The waitress was a different matter. After dinner, when the co-owner asked us for an honest review of everything, we hemmed and hawed looking for the right euphemism. For the record, "too much personality" is my code for "exhuberant to the point of screechiness, way too familiar, and generally nerve-wracking". Every time she came to the table, you could see the ripple of tension as we traded fearful looks with our eyes; ottr was prepared to cast her (complete with her incessant "pumpkins" and "darlins") in an updated version of No Exit.

But with any luck they'll lose her while retaining their amazing chef. There wasn't a sour note in anything we ordered, from my sea scallops with garam masala to Nuphy's coriander-crusted red snapper. The samosas weren't at all overdone, simply done perfectly. [livejournal.com profile] monshu's vindaloo had a bit too much heat for me, but he praised it repeatedly for not being "dumbed down", and the level was just right on my lamb chops. Every bite was bursting with flavour but I could've drunk hot tea immediately afterwards without feeling I was injuring my mouth.

The crème brûlée was a revelation. Funny flavours of it have become so cliché that I'd immediately disregarded it as a choice, but steeping the cream overnight in fresh slices of ginger was enough to win me over. We'll be back as much as my pocketbook will allow. (Figure $20-30/person before alcohol unless you've got some really light eaters.) As compensation, the wine list is extremely reasonable and looks pretty solid to my ignorant eyes.
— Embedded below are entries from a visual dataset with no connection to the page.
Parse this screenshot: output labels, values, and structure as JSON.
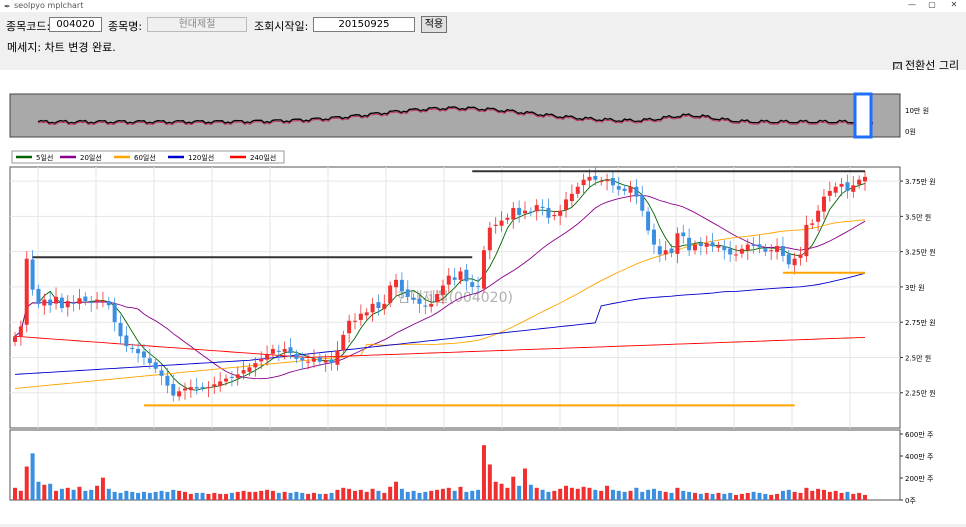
{
  "window": {
    "title": "seolpyo mplchart",
    "app_icon": "feather-icon"
  },
  "form": {
    "code_label": "종목코드:",
    "code_value": "004020",
    "name_label": "종목명:",
    "name_value": "현대제철",
    "date_label": "조회시작일:",
    "date_value": "20150925",
    "apply_label": "적용"
  },
  "message": "메세지: 차트 변경 완료.",
  "checkbox": {
    "label": "전환선 그리기",
    "checked": true,
    "mark": "☑"
  },
  "overview": {
    "yticks": [
      "10만 원",
      "0원"
    ],
    "colors": {
      "bg": "#a9a9a9",
      "line": "#000000",
      "ma": "#c0306a",
      "window": "#1e6fff"
    }
  },
  "legend": [
    {
      "label": "5일선",
      "color": "#006400"
    },
    {
      "label": "20일선",
      "color": "#8b008b"
    },
    {
      "label": "60일선",
      "color": "#ffa500"
    },
    {
      "label": "120일선",
      "color": "#0000cd"
    },
    {
      "label": "240일선",
      "color": "#ff0000"
    }
  ],
  "watermark": "현대제철(004020)",
  "colors": {
    "up": "#f03030",
    "down": "#3b8fe0",
    "hline": "#333333",
    "support": "#ffa500",
    "grid": "#e6e6e6"
  },
  "chart_data": [
    {
      "type": "candlestick",
      "title": "",
      "ylabel_ticks": [
        "3.75만 원",
        "3.5만 원",
        "3.25만 원",
        "3만 원",
        "2.75만 원",
        "2.5만 원",
        "2.25만 원"
      ],
      "ytick_values": [
        37500,
        35000,
        32500,
        30000,
        27500,
        25000,
        22500
      ],
      "ylim": [
        20000,
        38500
      ],
      "n_candles": 146,
      "close": [
        26500,
        27200,
        32000,
        29800,
        28800,
        29100,
        28700,
        29300,
        28500,
        29000,
        28800,
        29200,
        29000,
        28900,
        29100,
        29000,
        28700,
        27500,
        26500,
        25800,
        25600,
        25300,
        25000,
        24600,
        24200,
        23700,
        23000,
        22300,
        22600,
        22800,
        22900,
        22800,
        22900,
        22900,
        23100,
        23300,
        23500,
        23600,
        23800,
        24100,
        24300,
        24600,
        24900,
        25200,
        25600,
        25400,
        25600,
        25300,
        24900,
        24800,
        24700,
        24900,
        24700,
        24800,
        24600,
        25500,
        26600,
        27600,
        27600,
        28100,
        28200,
        28800,
        28500,
        28800,
        30100,
        30500,
        29700,
        29300,
        29100,
        28800,
        28600,
        28800,
        29500,
        30100,
        30800,
        30500,
        31100,
        30400,
        30000,
        30000,
        32600,
        34200,
        34400,
        34700,
        34900,
        35600,
        35100,
        35400,
        35300,
        35800,
        35600,
        34900,
        35100,
        35400,
        36200,
        36600,
        37100,
        37600,
        37800,
        37600,
        37500,
        37600,
        37200,
        36900,
        36800,
        37100,
        36400,
        35400,
        34000,
        33000,
        32300,
        32600,
        32400,
        33800,
        33600,
        32600,
        33000,
        32900,
        33100,
        32900,
        32900,
        32600,
        32300,
        32300,
        32700,
        33000,
        32900,
        32800,
        32500,
        32600,
        32900,
        32200,
        31600,
        32000,
        32300,
        34400,
        34500,
        35400,
        36400,
        36800,
        37100,
        37300,
        36800,
        37200,
        37600,
        37800
      ],
      "volume": [
        1.2,
        0.9,
        3.3,
        4.6,
        1.8,
        1.5,
        1.6,
        0.9,
        1.1,
        1.2,
        1.0,
        1.3,
        0.9,
        1.0,
        1.4,
        2.2,
        1.1,
        0.8,
        0.7,
        0.9,
        0.8,
        0.7,
        0.8,
        0.7,
        0.8,
        0.9,
        0.8,
        1.0,
        0.9,
        0.8,
        0.6,
        0.7,
        0.7,
        0.6,
        0.7,
        0.6,
        0.6,
        0.7,
        0.8,
        0.9,
        0.8,
        0.8,
        0.9,
        1.0,
        0.9,
        0.7,
        0.8,
        0.7,
        0.8,
        0.7,
        0.6,
        0.7,
        0.6,
        0.6,
        0.7,
        1.0,
        1.2,
        1.1,
        0.9,
        1.0,
        0.8,
        1.1,
        0.9,
        0.7,
        1.3,
        1.8,
        1.1,
        0.8,
        0.9,
        0.7,
        0.8,
        0.9,
        1.0,
        1.1,
        1.2,
        0.9,
        1.3,
        0.8,
        0.9,
        1.0,
        5.4,
        3.5,
        1.8,
        1.6,
        1.2,
        2.3,
        1.4,
        3.1,
        1.5,
        1.2,
        1.0,
        0.8,
        0.9,
        1.1,
        1.4,
        1.2,
        1.1,
        1.3,
        1.2,
        1.0,
        0.9,
        1.4,
        1.0,
        0.9,
        0.8,
        0.9,
        1.2,
        0.8,
        1.0,
        1.1,
        0.9,
        0.8,
        0.7,
        1.2,
        0.9,
        0.8,
        0.7,
        0.6,
        0.7,
        0.6,
        0.7,
        0.6,
        0.7,
        0.5,
        0.6,
        0.7,
        0.8,
        0.7,
        0.6,
        0.5,
        0.6,
        0.9,
        1.0,
        0.8,
        0.7,
        1.2,
        0.9,
        1.1,
        1.0,
        0.8,
        0.9,
        0.7,
        0.8,
        0.6,
        0.7,
        0.5
      ],
      "volume_ticks": [
        "600만 주",
        "400만 주",
        "200만 주",
        "0주"
      ],
      "volume_tick_values": [
        600,
        400,
        200,
        0
      ],
      "resistance_lines": [
        {
          "from": 3,
          "to": 78,
          "value": 32100
        },
        {
          "from": 78,
          "to": 145,
          "value": 38200
        }
      ],
      "support_lines": [
        {
          "from": 22,
          "to": 133,
          "value": 21600
        },
        {
          "from": 131,
          "to": 145,
          "value": 31000
        }
      ]
    }
  ]
}
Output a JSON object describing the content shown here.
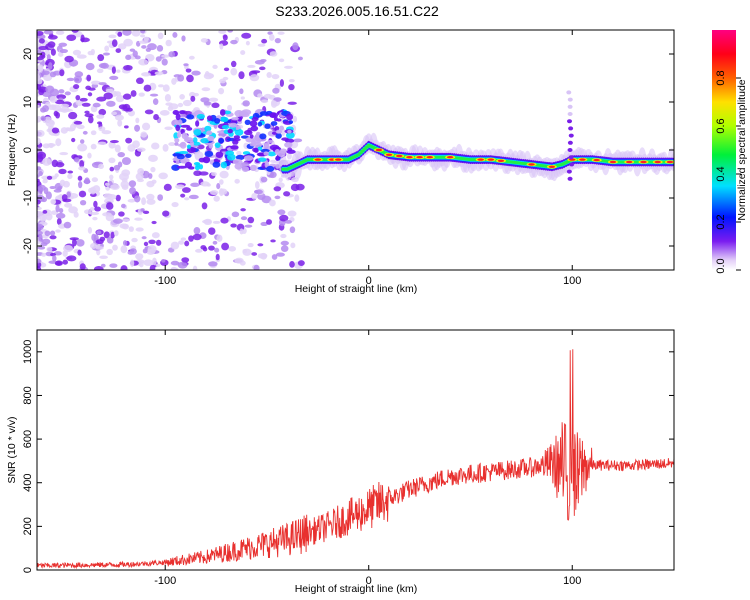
{
  "title": "S233.2026.005.16.51.C22",
  "chart_data": [
    {
      "type": "heatmap",
      "xlabel": "Height of straight line (km)",
      "ylabel": "Frequency (Hz)",
      "xlim": [
        -163,
        150
      ],
      "ylim": [
        -25,
        25
      ],
      "xticks": [
        -100,
        0,
        100
      ],
      "yticks": [
        -20,
        -10,
        0,
        10,
        20
      ],
      "colorbar": {
        "label": "Normalized spectral amplitude",
        "ticks": [
          "0.0",
          "0.2",
          "0.4",
          "0.6",
          "0.8"
        ],
        "range": [
          0,
          1
        ],
        "colormap": "rainbow (white-violet-blue-cyan-green-yellow-orange-red-magenta)"
      },
      "ridge": {
        "description": "dominant narrow-band frequency vs height",
        "x": [
          -40,
          -30,
          -20,
          -10,
          -5,
          0,
          10,
          20,
          30,
          40,
          50,
          60,
          70,
          80,
          90,
          95,
          100,
          110,
          120,
          130,
          140,
          150
        ],
        "y": [
          -4,
          -2,
          -2,
          -2,
          -1,
          1,
          -1,
          -1.5,
          -1.5,
          -1.5,
          -2,
          -2,
          -2.5,
          -3,
          -3.5,
          -3,
          -2,
          -2,
          -2.5,
          -2.5,
          -2.5,
          -2.5
        ]
      }
    },
    {
      "type": "line",
      "xlabel": "Height of straight line (km)",
      "ylabel": "SNR (10 * v/v)",
      "xlim": [
        -163,
        150
      ],
      "ylim": [
        0,
        1100
      ],
      "xticks": [
        -100,
        0,
        100
      ],
      "yticks": [
        0,
        200,
        400,
        600,
        800,
        1000
      ],
      "color": "#e8302e",
      "trend": {
        "x": [
          -163,
          -120,
          -100,
          -80,
          -60,
          -40,
          -20,
          0,
          20,
          40,
          60,
          80,
          90,
          95,
          100,
          105,
          110,
          130,
          150
        ],
        "y": [
          20,
          25,
          35,
          60,
          100,
          140,
          200,
          280,
          370,
          430,
          450,
          470,
          490,
          470,
          350,
          470,
          480,
          480,
          490
        ]
      }
    }
  ]
}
It was a splendid way to cap a week that began on a less-than-promising note with a long-awaited visit to Olé Olé in Andersonville. I'd been hearing very positive things about the food and figured that, on a Tuesday, the noise level might actually be manageable--and it was. We also had a total charmer of a waiter: Very gay, very friendly, but with some sense of boundaries. (Please quit and replace the pink-clad witch!)

The food was--frankly--bland. The best thing I can say about the pulpo a la plancha is that it wasn't too chewy, although it was getting there. Where was the olive oil, much less any seasoning? My pork loin read great on the page but was dull and dry in real life. The description of the glaze sounded like too much of a good thing, but turned out to be not nearly enough. At a typical American bistro, that'd be bad news; at a pan-Latin themed one it's fatal. There is no reason for this place to exist within walking distance of La Fonda. It's not actively bad, but, honey, you can do so much better.